Всю ночь мы ищем. Мы выволакиваем из хат, стаскиваем с сеновалов красных бойцов и комиссаров. От многих разит самогоном. Многие так были уверены в себе, что завалились спать раздетыми. Теперь стоят и трясутся в своих обмоченных подштанниках.

Но не они нам нужны. Мы ищем Дашеньку. Рота Видемана прочесывает улицы и проулки села. Мы обыскиваем каждую хату, каждый сарай. Местные запуганы до полусмерти. Они еще не встречали таких белых офицеров. Ходят и ищут что-то. Ходят и ищут, ищут...

Мы вылавливаем с десяток латышей. Они смотрят бесстрашно своими рыжими глазами. Свет горящих домов отражается в их зрачках. Не надо так смотреть, латыш. Не я на твоей земле, ты - на моем Русском черноземе.

“Живцы - не жильцы!”

Мы расстреливаем латышей. Быстро, сноровисто.

И продолжаем искать Дашеньку. Один взвод возвращается к пашне, к кустам. Соломенные стога догорели. Серое утро просачивается через облачное небо. Офицеры бродят между кустов. Время от времени раздается выстрел. Значит, нашли подранка.

Со стороны Сурочьего ползут пушки и обоз. Это обещанные гаубицы. Батарея из чужой дивизии, которую, как и нас, перебрасывают с участка на участок. И которая должна была поспеть и там, и здесь, и везде. При батарее инженерно-саперная рота. Артиллеристы приветствуют нас. Мы, очевидно, напоминаем им лунатиков. Они смотрят нам в лица, пытаясь понять. Что нас понимать? Лунатики мы, настоящие лунатики. Теперь бродим по огородам, по полям, по кустам, по переулкам, выбиваем двери, взламываем амбары и сараи.

-- Ой, лишенько-лихо! - верещит одна тетка. - Корову угнали, последнюю кормилицу...
-- Молчать, старая сволочь, - жутко шипит ей в лицо поручик Лунин. - Твою корову красные сожрали третьего дня.

Я объясняю командиру саперов, кого мы ищем. Это доброволица. Двадцати лет. Каштановые волосы. Одета в шинель и ботинки. Единственные такие ботинки на весь батальон. Не могли мы найти ей сапоги. Что ни надевала, все огромные. Зовут ее Дашенька.

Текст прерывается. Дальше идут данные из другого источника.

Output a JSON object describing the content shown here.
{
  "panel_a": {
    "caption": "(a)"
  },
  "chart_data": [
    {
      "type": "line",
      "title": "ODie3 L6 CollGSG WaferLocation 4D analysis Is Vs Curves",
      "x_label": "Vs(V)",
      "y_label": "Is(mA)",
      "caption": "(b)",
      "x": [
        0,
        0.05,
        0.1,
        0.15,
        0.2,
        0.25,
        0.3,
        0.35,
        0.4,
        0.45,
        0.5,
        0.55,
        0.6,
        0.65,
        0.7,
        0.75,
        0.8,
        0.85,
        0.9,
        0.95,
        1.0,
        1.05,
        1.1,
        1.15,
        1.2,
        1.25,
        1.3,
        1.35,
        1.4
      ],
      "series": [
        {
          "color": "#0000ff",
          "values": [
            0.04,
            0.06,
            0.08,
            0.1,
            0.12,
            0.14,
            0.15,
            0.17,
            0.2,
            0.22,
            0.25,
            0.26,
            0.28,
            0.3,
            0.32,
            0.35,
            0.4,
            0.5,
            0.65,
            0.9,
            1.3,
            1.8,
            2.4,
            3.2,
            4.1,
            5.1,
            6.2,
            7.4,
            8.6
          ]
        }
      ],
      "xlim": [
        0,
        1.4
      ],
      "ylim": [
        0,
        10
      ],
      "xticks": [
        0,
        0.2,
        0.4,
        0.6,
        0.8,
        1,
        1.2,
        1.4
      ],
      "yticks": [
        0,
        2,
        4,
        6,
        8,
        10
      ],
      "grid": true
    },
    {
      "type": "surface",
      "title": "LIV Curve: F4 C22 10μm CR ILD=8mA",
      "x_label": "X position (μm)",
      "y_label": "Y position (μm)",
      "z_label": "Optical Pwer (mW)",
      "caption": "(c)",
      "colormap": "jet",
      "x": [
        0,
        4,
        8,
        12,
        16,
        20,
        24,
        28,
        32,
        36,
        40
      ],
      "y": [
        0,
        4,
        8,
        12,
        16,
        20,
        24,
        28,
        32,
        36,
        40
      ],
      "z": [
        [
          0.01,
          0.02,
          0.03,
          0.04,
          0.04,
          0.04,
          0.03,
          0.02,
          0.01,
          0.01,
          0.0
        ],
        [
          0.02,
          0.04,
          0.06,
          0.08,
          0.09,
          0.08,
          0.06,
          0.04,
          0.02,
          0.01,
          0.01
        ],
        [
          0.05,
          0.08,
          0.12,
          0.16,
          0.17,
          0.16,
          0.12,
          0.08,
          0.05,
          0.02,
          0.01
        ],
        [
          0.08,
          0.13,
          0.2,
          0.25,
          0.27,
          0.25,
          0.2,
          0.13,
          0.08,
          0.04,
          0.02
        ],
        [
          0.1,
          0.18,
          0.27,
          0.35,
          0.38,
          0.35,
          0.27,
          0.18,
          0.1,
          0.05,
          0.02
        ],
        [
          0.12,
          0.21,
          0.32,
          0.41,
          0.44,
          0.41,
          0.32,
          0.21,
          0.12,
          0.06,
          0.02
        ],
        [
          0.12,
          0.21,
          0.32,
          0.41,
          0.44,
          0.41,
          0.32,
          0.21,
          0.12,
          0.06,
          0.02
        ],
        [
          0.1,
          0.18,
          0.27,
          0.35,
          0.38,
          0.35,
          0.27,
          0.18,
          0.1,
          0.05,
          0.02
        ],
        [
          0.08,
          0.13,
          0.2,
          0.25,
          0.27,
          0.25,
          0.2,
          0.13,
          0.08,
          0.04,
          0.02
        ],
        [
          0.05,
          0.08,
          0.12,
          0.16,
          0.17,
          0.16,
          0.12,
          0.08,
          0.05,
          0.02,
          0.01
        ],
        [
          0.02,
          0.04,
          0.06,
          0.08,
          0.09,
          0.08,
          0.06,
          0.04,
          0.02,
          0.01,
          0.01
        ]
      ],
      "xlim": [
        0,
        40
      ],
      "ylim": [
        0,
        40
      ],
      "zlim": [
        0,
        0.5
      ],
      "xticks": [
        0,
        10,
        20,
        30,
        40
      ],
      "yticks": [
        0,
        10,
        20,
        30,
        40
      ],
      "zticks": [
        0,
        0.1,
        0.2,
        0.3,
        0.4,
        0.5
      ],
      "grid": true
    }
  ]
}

Полковник внимательно смотрит мне в лицо.
-- Я дам вам два взвода!
-- Благодарю вас, господин полковник.

С окраины села отчаянная пальба. Я прыгаю в тарантас. Елиссев погоняет, мы несемся туда. На ходу расстегиваю кобуру, вытаскиваю свой наган. Несколько конных охотников вылетают из проулков. Слышатся разрывы ручных бомб.

Последние из латышей и комиссаров. Офицеры и охотники Вики добивают их.

Мы нашли ее в подвале. Капитан Видеман говорит мне:
-- Ваня, тебе не нужно смотреть!

Нужно! Я расталкиваю охотников и офицеров и спускаюсь в подвал. Там горит трехлинейная лампа. Санитары склонились. Да, это Дашенька! Не хочу и не буду описывать, в каком состоянии. Большевицкая нелюдь превзошла саму себя.

Я поднимаюсь наверх, как пьяный.

Видеман кладет мне руку на плечо.

Я скриплю зубами. Я не сразу понимаю, что это мои собственные зубы. Как и не понимаю, что мне говорят.

К вечеру офицеры, охотники, казаки, юнкера, артиллеристы, саперы, десятка два местных жителей, - все собираются на траурные проводы нашей доброволицы, Дашеньки Милославской. Впервые я вижу, как кусает губы Вика Крестовский, как слезы текут по щекам полковника Саввича, старик словно окаменел, и сам не замечает собственных слез.

Потом вдруг заходится в рыданиях подпоручик Щегловский, раненый в том ночном бою, но оставшийся с нами. Он отходит в сторону и бьет, бьет, бьет кулаком по корявой старой акации. Мы роднимся в победах, мы - братья и в горе. Кто-то из офицеров подходит к нему, обнимает его...

Прижилось это: “Живец - не жилец!”

Под хутором Степкиным наши цепи лежали в восьмистах шагах от красных линий. Между нами - белое поле, усеянное их серыми комками. Кто-то еще шевелился. Что-то кричал. Звал на помощь.

-- Вон тот живец, за бугорком, мой, господа! Ставлю золотой червонец, что сниму его с первого выстрела!

-- Принимаю ставку, подпоручик. Золотого у меня нет, даю на кон двести рублей ассигнациями.

Выстрел.

-- Прошу мой выигрыш, господин штабс-капитан.

“Мда-с, живец не жилец!”

Потом были другие бои. Беспощадные. Либо они нас, либо мы, с Божьей помощью, их! На хуторе Сурочьем кончилась еще одна романтическая иллюзия. С села Надеждино началось жестокое, но так нужное нам всем прозрение и просветление.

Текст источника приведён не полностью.